I recently learned that my nutrition-trained colleague had no idea what the Cooperative Extension Service was, or how their work may overlap with our/her work. As such, I’m going to give you a brief overview of the Extension Service and why I think it’s a good idea to maintain and fund them.
In every state (US), there is a land-grant university that receives state and federal funding and has the mission of educating the populace and doing research to support agriculture, science, and engineering. Land-grant universities have been around since the 1800s, and they are now generally a major research institution with a good agricultural program. Part of their mission is to provide services to their state’s residents via the Extension Service’s local office. Extension Agents provide “useful, practical, and research-based information to agricultural producers, small business owners, youth, consumers, and others in rural areas and communities of all sizes.” What does that really mean? It means that there is a local or regional office where you can:
1) Get support in designing a small business
2) Learn about agriculture/gardening and natural resources
3) Become involved in youth programming, like 4-H
4) Learn about food and health
5) Manage a household (“consumer sciences”).

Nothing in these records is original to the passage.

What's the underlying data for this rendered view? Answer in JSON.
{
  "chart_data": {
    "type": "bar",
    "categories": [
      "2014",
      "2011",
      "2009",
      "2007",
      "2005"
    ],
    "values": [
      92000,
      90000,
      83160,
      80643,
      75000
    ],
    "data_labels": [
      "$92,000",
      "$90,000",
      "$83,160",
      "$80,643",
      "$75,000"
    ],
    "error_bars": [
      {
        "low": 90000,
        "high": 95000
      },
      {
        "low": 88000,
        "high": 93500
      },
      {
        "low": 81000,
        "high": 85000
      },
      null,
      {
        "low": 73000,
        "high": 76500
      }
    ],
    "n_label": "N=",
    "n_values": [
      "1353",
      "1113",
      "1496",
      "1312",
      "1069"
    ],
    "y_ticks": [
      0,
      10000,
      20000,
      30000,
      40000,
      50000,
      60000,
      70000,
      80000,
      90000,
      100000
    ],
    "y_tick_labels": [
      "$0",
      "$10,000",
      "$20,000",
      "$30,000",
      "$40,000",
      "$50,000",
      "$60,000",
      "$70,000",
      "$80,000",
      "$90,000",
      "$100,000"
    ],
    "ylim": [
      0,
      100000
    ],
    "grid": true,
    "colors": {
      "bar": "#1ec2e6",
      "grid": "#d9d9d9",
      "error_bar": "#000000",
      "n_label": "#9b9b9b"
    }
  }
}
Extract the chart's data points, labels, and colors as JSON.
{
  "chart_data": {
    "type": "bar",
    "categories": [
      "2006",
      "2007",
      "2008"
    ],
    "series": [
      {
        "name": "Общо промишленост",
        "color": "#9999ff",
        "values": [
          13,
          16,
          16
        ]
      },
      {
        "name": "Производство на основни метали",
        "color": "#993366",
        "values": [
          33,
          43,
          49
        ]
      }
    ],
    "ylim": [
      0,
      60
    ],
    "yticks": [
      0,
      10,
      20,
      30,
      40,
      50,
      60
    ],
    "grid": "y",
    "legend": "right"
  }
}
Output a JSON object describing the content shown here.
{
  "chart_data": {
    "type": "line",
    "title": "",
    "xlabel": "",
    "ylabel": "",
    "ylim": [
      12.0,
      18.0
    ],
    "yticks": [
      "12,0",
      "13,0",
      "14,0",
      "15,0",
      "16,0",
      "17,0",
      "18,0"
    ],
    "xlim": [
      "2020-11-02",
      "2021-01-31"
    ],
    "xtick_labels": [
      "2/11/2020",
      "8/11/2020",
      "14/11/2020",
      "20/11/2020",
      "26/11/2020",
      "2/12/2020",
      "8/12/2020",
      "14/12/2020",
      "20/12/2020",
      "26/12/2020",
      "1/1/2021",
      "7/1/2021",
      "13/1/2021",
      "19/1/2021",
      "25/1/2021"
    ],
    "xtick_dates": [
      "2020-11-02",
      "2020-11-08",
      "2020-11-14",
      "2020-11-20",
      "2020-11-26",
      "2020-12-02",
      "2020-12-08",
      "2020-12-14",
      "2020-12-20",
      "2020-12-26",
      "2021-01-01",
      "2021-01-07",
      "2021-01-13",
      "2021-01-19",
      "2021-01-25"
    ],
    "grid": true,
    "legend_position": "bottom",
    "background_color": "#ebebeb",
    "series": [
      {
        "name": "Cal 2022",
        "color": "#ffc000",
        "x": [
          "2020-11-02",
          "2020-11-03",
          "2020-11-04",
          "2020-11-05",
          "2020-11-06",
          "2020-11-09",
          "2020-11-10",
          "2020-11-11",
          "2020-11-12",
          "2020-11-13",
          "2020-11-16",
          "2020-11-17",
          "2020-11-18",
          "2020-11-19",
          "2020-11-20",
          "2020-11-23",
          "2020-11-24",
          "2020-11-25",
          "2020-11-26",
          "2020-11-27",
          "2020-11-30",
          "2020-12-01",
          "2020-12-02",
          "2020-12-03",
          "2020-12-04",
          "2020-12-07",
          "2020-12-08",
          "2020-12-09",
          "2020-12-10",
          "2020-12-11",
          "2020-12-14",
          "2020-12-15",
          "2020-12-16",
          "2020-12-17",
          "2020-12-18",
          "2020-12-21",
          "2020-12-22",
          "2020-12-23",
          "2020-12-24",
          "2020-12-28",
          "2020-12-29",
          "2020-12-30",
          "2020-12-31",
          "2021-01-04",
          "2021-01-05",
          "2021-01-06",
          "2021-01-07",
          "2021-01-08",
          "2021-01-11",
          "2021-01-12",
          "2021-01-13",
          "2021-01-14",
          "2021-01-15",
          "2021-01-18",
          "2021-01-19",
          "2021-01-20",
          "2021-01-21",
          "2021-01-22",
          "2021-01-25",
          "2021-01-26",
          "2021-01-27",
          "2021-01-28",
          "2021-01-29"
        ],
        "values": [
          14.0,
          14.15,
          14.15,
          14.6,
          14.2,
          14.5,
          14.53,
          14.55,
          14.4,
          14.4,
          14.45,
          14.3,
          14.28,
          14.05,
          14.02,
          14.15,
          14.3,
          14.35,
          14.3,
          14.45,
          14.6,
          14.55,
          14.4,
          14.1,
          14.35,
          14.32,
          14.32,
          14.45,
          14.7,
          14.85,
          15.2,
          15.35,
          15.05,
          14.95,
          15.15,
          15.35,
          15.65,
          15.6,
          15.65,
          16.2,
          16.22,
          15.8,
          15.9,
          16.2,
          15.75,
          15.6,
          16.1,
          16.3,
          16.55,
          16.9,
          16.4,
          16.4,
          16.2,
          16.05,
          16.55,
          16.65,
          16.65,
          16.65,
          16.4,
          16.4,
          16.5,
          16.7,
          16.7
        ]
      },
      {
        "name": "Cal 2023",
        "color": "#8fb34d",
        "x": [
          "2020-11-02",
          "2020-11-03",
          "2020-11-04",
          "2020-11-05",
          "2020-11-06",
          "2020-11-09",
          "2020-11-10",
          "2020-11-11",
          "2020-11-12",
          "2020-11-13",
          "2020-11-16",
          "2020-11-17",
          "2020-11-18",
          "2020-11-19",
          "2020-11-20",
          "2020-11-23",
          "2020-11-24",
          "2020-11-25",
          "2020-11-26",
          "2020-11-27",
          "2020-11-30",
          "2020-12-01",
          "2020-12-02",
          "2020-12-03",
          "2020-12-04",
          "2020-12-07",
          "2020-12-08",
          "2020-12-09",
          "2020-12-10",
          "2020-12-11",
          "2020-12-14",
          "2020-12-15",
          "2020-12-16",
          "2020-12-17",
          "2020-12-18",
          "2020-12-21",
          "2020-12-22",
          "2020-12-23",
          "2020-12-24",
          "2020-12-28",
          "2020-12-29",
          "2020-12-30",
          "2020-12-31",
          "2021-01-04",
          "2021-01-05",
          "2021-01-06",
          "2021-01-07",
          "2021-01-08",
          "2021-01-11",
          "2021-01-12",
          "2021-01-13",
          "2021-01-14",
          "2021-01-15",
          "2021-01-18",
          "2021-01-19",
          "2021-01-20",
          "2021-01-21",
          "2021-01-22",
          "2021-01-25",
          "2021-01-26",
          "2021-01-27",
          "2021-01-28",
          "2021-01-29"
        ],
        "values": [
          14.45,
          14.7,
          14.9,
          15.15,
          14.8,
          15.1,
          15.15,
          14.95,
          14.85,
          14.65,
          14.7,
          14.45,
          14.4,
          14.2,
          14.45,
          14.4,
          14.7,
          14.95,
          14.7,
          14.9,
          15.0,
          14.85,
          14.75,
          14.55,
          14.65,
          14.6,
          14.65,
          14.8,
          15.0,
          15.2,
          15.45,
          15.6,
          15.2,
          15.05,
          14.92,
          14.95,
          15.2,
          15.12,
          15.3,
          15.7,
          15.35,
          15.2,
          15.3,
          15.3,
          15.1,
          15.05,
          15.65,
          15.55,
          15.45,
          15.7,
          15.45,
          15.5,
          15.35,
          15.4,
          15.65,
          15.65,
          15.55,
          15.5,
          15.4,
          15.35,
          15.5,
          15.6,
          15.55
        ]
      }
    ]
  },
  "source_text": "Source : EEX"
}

More concrete? You might be able to have your soil tested, your pressure cooker gauge tested, or become a Master Gardener via your local Cooperative Extension office. Your Extension office can help you figure out whether you want to get goats, sheep, cattle, or plant trees (rural). You can sign up for nutrition oriented e-mails (I’m rather fond of Alice’s updates), take classes on managing your money, or taking a parenting for teens class. Some offices even adapt to their clientele by offering college prep classes, growing fish in basements, or studying indoor air quality (urban). Oh, and speaking five languages in their offices!
An extension agent is also likely to be involved in research, whether about local food systems, preschooler nutrition, teaching gardening in schools, or the best practices for preventing a Japanese beetle invasion in your peaches, and the office can provide hand-outs or speakers for groups.
One of the challenges in the realm of science, health, and communities is actually taking that research done by top scientists with 20, or 200, people and turning it into action on the community and state level. Extension agents and extension programs are a fantastic way to develop the links between the lab or the greenhouse to the home and the field. With one foot in each world, agents understand the research and also know how to effectively communicate and partner with their coomunities. Because they live there! Their kids go to the local schools, they shop at the grocery stores, and they go out to teach people how to take a soil or water sample. Working with Cooperative Extension offices offers communities and researchers a reliable and effective way to gain and distribute evidence-based education and best practices. Without the role of Extension “middlemen,” or translators, it’s very easy for research to fall by the wayside, or simply become a few research papers and one or two model programs.
Take advantage of your local Cooperative Extension Service, and let your favorite local and national politicians (House, Senate, or the White House) know that they are a valuable resource for your community.